وَعَاشِرُوهُنَّ بِالْمَعْرُوفِ ۚ

‘’Dan bergaullah dengan mereka secara patut.’’ (QS.An-Nisa’ 19)

Keterangan: termasuk mempergauli istri dengan cara yang patut adalah menempatkan istri dirumah yang patut/layak baginya, sebab istri membutuhkan tempat tinggal yang dapat dipakai beristirahat, bersenang- senang dengan suaminya dan menutupi auratnya dari pandangan manusia, serta untuk menjaga hartanya, hanyasaja tempat tinggalnya disesuaikan dengan kemampuan sang suami, sebab Allah berfirman;

أَسْكِنُوهُنَّ مِنْ حَيْثُ سَكَنْتُمْ مِنْ وُجْدِكُمْ

‘’Tempatkanlah mereka (para isteri) di mana kamu bertempat tinggal menurut kemampuanmu.’’ (QS.At-Thalaq 6)

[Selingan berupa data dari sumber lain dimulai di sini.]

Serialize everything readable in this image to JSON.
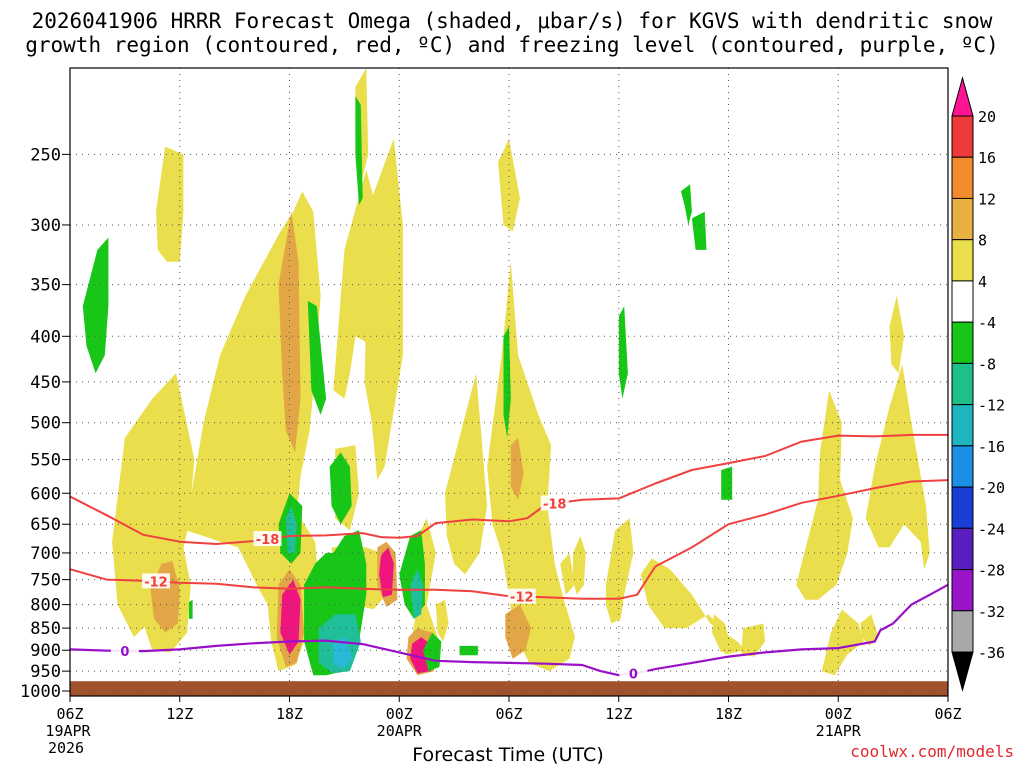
{
  "chart_data": {
    "type": "heatmap",
    "title_line1": "2026041906 HRRR Forecast Omega (shaded, μbar/s) for KGVS with dendritic snow",
    "title_line2": "growth region (contoured, red, ºC) and freezing level (contoured, purple, ºC)",
    "xlabel": "Forecast Time (UTC)",
    "ylabel": "",
    "credit": "coolwx.com/models",
    "x_ticks": [
      {
        "hour": 0,
        "label": "06Z",
        "sub": "19APR",
        "sub2": "2026"
      },
      {
        "hour": 6,
        "label": "12Z",
        "sub": "",
        "sub2": ""
      },
      {
        "hour": 12,
        "label": "18Z",
        "sub": "",
        "sub2": ""
      },
      {
        "hour": 18,
        "label": "00Z",
        "sub": "20APR",
        "sub2": ""
      },
      {
        "hour": 24,
        "label": "06Z",
        "sub": "",
        "sub2": ""
      },
      {
        "hour": 30,
        "label": "12Z",
        "sub": "",
        "sub2": ""
      },
      {
        "hour": 36,
        "label": "18Z",
        "sub": "",
        "sub2": ""
      },
      {
        "hour": 42,
        "label": "00Z",
        "sub": "21APR",
        "sub2": ""
      },
      {
        "hour": 48,
        "label": "06Z",
        "sub": "",
        "sub2": ""
      }
    ],
    "xlim": [
      0,
      48
    ],
    "y_ticks": [
      250,
      300,
      350,
      400,
      450,
      500,
      550,
      600,
      650,
      700,
      750,
      800,
      850,
      900,
      950,
      1000
    ],
    "ylim_hpa": [
      200,
      1013
    ],
    "ground_hpa": 975,
    "colorbar": {
      "levels": [
        "20",
        "16",
        "12",
        "8",
        "4",
        "-4",
        "-8",
        "-12",
        "-16",
        "-20",
        "-24",
        "-28",
        "-32",
        "-36"
      ],
      "colors": [
        "#ff1493",
        "#ee3a3a",
        "#f28a2e",
        "#e8b040",
        "#ebde4c",
        "#ffffff",
        "#17c617",
        "#1fbf8a",
        "#1fb5c0",
        "#1e8fe6",
        "#1a3fd6",
        "#5a1ec0",
        "#9a14c8",
        "#a8a8a8",
        "#000000"
      ]
    },
    "shading_colors": {
      "yellow": "#ebde4c",
      "orange": "#e2a646",
      "magenta": "#f0147e",
      "green": "#17c617",
      "teal": "#1fbf9a",
      "cyan": "#28b8d8",
      "ground": "#a0522d"
    },
    "contour_colors": {
      "dendritic": "#f04040",
      "freezing": "#9a10c8"
    },
    "contours": [
      {
        "name": "-18",
        "color": "dendritic",
        "label": "-18",
        "points": [
          [
            0,
            605
          ],
          [
            2,
            635
          ],
          [
            4,
            668
          ],
          [
            6,
            680
          ],
          [
            8,
            684
          ],
          [
            10,
            679
          ],
          [
            12,
            670
          ],
          [
            14,
            669
          ],
          [
            16,
            665
          ],
          [
            17,
            672
          ],
          [
            18,
            673
          ],
          [
            19,
            670
          ],
          [
            20,
            648
          ],
          [
            22,
            642
          ],
          [
            24,
            645
          ],
          [
            25,
            640
          ],
          [
            26,
            618
          ],
          [
            28,
            610
          ],
          [
            30,
            608
          ],
          [
            32,
            585
          ],
          [
            34,
            565
          ],
          [
            36,
            555
          ],
          [
            38,
            545
          ],
          [
            40,
            525
          ],
          [
            42,
            517
          ],
          [
            44,
            518
          ],
          [
            46,
            516
          ],
          [
            48,
            516
          ]
        ]
      },
      {
        "name": "-12",
        "color": "dendritic",
        "label": "-12",
        "points": [
          [
            0,
            730
          ],
          [
            2,
            750
          ],
          [
            4,
            752
          ],
          [
            6,
            756
          ],
          [
            8,
            758
          ],
          [
            10,
            765
          ],
          [
            12,
            768
          ],
          [
            14,
            765
          ],
          [
            16,
            768
          ],
          [
            18,
            770
          ],
          [
            20,
            770
          ],
          [
            22,
            773
          ],
          [
            24,
            783
          ],
          [
            26,
            785
          ],
          [
            28,
            788
          ],
          [
            30,
            788
          ],
          [
            31,
            780
          ],
          [
            32,
            725
          ],
          [
            34,
            690
          ],
          [
            36,
            650
          ],
          [
            38,
            634
          ],
          [
            40,
            615
          ],
          [
            42,
            604
          ],
          [
            44,
            592
          ],
          [
            46,
            582
          ],
          [
            48,
            580
          ]
        ]
      },
      {
        "name": "0",
        "color": "freezing",
        "label": "0",
        "points": [
          [
            0,
            898
          ],
          [
            2,
            901
          ],
          [
            4,
            902
          ],
          [
            6,
            898
          ],
          [
            8,
            890
          ],
          [
            10,
            884
          ],
          [
            12,
            880
          ],
          [
            14,
            878
          ],
          [
            16,
            886
          ],
          [
            18,
            905
          ],
          [
            20,
            925
          ],
          [
            22,
            928
          ],
          [
            24,
            930
          ],
          [
            26,
            932
          ],
          [
            28,
            935
          ],
          [
            29,
            950
          ],
          [
            30,
            960
          ],
          [
            31,
            955
          ],
          [
            32,
            945
          ],
          [
            34,
            930
          ],
          [
            36,
            915
          ],
          [
            38,
            905
          ],
          [
            40,
            898
          ],
          [
            42,
            895
          ],
          [
            44,
            880
          ],
          [
            44.3,
            855
          ],
          [
            45,
            840
          ],
          [
            46,
            800
          ],
          [
            47,
            780
          ],
          [
            48,
            760
          ]
        ]
      }
    ]
  }
}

Suami memenuhi kebutuhan istri sesuai ‘urf/adat setempat
Jika suami mampu (lihat QS.At-Thalaq 6 di atas), maka wajib baginya memenuhi kebutuhan istrinya sesuai dengan ‘urf/ adat setempat, (karena hal ini termasuk dalam QS.an-Nisa’ 19). Suatu contoh, jika adat penduduk setempat makanan sehari- harinya adalah roti, atau jika kebiasaan mereka tidur diatas kasur dan menggunakan bantal (bukan dilantai atau beralas tikar) maka itulah yang menjadi kewajiban suami jika ia mampu[8].

Haruskah ada pembantu rumah tangga?
Tidak ada perselisihan[9] diantara para ulama bahwa seorang istri yang tidak mampu hidup sendiri kecuali dengan pembantu rumah tangga, baik karena sebab terbiasa hidup berkecukupan, karena sakit atau sebab lainnya, maka wajib bagi suami jika mampu untuk mendatangkan pembantu rumah tangga demi membantu istrinya menyelesaikan urusan rumahnya, hal ini termasuk dalan firman-Nya:

 وَعَاشِرُوهُنَّ بِالْمَعْرُوفِ ۚ

‘’Dan bergaullah dengan mereka secara patut.’’ (QS.An-Nisa’ 19)
Dan termasuk mempergauli istri dengan cara yang patut adalah suami memenuhi kebutuhan pokok sang istri seperti pembantu rumah tangga[10].

Wanita yang telah dicerai haruskah dinafkahi ?
Wanita yang ditalak suaminya tidak lepas dari dua kondisi,
Pertama: wanita yang dicerai tetapi talaknya masih raj’iy (talak satu atau talak dua) yang masih dalam masa iddah, maka para ulama sepakat bahwa dia masih berhak nafkah dari suaminya, sebab dia statusnya masih sebagai istri yang sah, dengan bukti selagi belum habis masa iddahnya suami boleh merujuknya, sebagaimana Allah menyebutnya sebagai suami yang sah dalam firman-Nya;

وَبُعُولَتُهُنَّ أَحَقُّ بِرَدِّهِنَّ فِي ذَٰلِكَ إِنْ أَرَادُوا إِصْلَاحًا

Dan suami-suaminya berhak merujukinya dalam masa menanti (iddah) itu, jika mereka (para suami) menghendaki ishlah/ perbaikan.’’ (QS.Al-Baqarah 228)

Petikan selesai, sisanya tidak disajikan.